En 2018, en México el planteamiento era claro: el electorado podía elegir entre cambio y continuidad. A diferencia de lo que había pasado en elecciones anteriores, en esa, el cambio era creíble; para bien o para mal, las personas pensaban que Andrés Manuel López Obrador significaba un cambio y una mayoría de votantes acudieron a las urnas a ver si era cierto eso que llevaba años pregonando: ¿“estaríamos mejor con López Obrador”?

Desde la toma de protesta de AMLO, volvieron rituales simbólicos que habían desaparecido del lenguaje de lo público hacía prácticamente medio siglo. Durante los gobiernos tecnócratas, los símbolos se pensaron irrelevantes porque los datos “demostraban” que las cosas se hacían mejor. A los gobiernos de la transición democrática se les olvidó lo mucho que los seres humanos necesitamos las historias, los referentes simbólicos y la pertenencia. López Obrador entiende bien ese lenguaje, propio del priismo que él aprendió y ejecutó.

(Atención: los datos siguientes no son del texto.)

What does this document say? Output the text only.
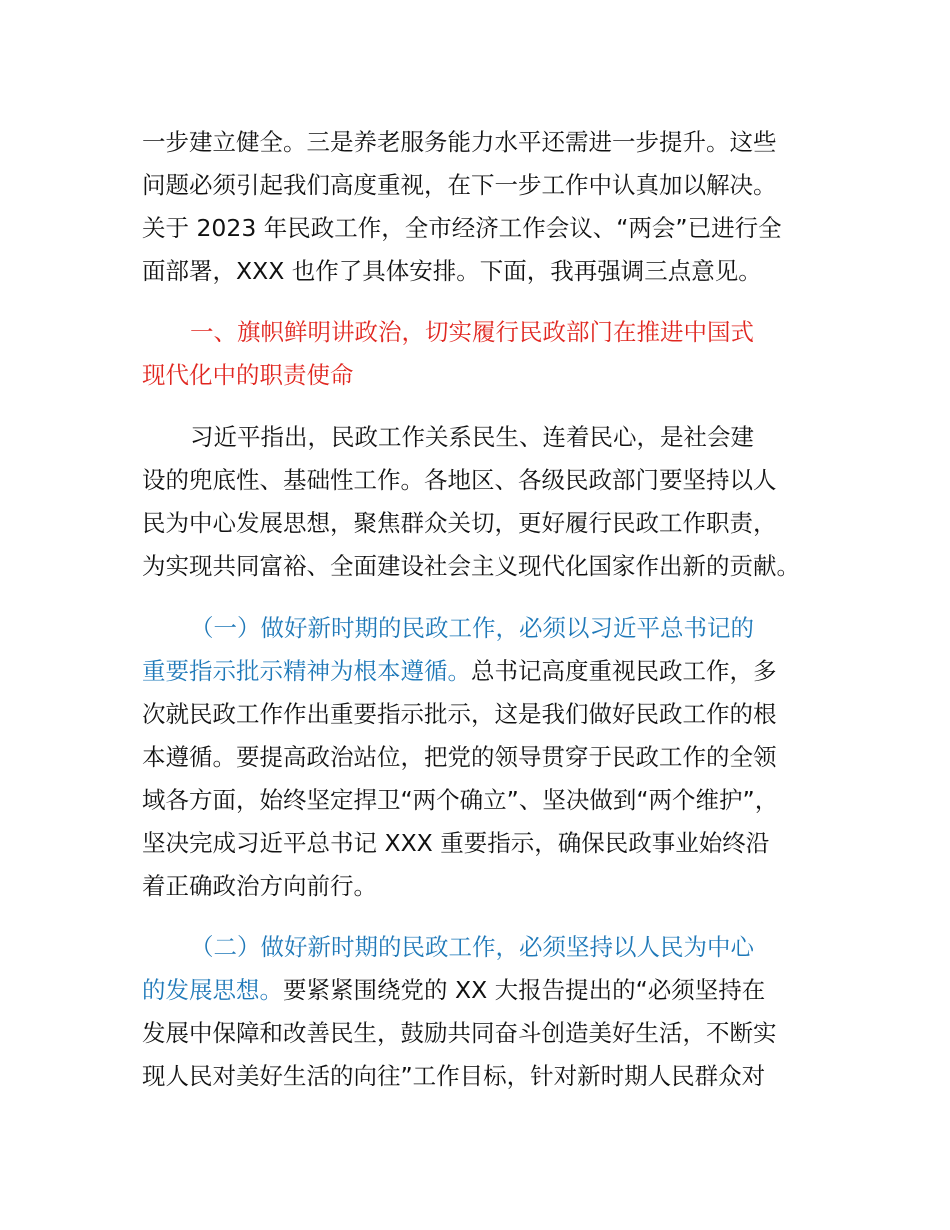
一步建立健全。三是养老服务能力水平还需进一步提升。这些
问题必须引起我们高度重视，在下一步工作中认真加以解决。
关于 2023 年民政工作，全市经济工作会议、“两会”已进行全
面部署，XXX 也作了具体安排。下面，我再强调三点意见。
一、旗帜鲜明讲政治，切实履行民政部门在推进中国式
现代化中的职责使命
习近平指出，民政工作关系民生、连着民心，是社会建
设的兜底性、基础性工作。各地区、各级民政部门要坚持以人
民为中心发展思想，聚焦群众关切，更好履行民政工作职责，
为实现共同富裕、全面建设社会主义现代化国家作出新的贡献。
（一）做好新时期的民政工作，必须以习近平总书记的
重要指示批示精神为根本遵循。总书记高度重视民政工作，多
次就民政工作作出重要指示批示，这是我们做好民政工作的根
本遵循。要提高政治站位，把党的领导贯穿于民政工作的全领
域各方面，始终坚定捍卫“两个确立”、坚决做到“两个维护”，
坚决完成习近平总书记 XXX 重要指示，确保民政事业始终沿
着正确政治方向前行。
（二）做好新时期的民政工作，必须坚持以人民为中心
的发展思想。要紧紧围绕党的 XX 大报告提出的“必须坚持在
发展中保障和改善民生，鼓励共同奋斗创造美好生活，不断实
现人民对美好生活的向往”工作目标，针对新时期人民群众对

“El Estado mexicano debe ser promotor de la justicia social y garante del interés colectivo. Es tiempo de que el desarrollo económico beneficie a todos, no a unos cuantos. Nuestra meta es una democracia participativa con justicia social”,1 proponía el presidente en su primer informe de gobierno. Me refiero al presidente Luis Echeverría, pero podría haber sido el discurso de López Obrador.

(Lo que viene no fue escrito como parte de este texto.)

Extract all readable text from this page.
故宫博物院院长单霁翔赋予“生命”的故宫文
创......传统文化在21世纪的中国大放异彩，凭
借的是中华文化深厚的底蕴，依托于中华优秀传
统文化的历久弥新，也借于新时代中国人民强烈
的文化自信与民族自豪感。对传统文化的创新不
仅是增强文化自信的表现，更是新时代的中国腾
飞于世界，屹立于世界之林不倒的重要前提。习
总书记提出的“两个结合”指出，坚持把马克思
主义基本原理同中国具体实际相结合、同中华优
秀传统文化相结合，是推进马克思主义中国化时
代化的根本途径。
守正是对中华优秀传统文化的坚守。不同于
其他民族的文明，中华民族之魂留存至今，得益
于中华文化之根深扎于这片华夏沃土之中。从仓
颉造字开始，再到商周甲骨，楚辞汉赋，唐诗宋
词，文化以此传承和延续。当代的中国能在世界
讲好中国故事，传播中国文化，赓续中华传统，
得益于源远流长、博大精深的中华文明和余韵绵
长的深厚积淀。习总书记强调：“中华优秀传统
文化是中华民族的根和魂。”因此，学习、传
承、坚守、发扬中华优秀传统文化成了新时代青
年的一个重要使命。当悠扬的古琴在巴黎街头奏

Las oposiciones mexicanas rápidamente empezaron a denunciar una vuelta al pasado. Con miedo, pero sobre todo con enojo, señalaban el crecimiento de la deuda pública, la centralización en la toma de decisiones, la desaparición de organismos autónomos y ciudadanos como contrapesos al poder, los ataques al poder judicial como un mecanismo para debilitarlo, etc. En cada decisión, otra vez la incredulidad, la alarma, la denuncia inútil. La denuncia se perpetuó como si AMLO estuviera rompiendo mandamientos religiosos y algún orden natural del mundo le fuera a demostrar su error. La mayoría de los críticos del gobierno sigue sin considerar siquiera que las reglas del juego han cambiado y, con ellas, los incentivos de quienes ostentan el poder.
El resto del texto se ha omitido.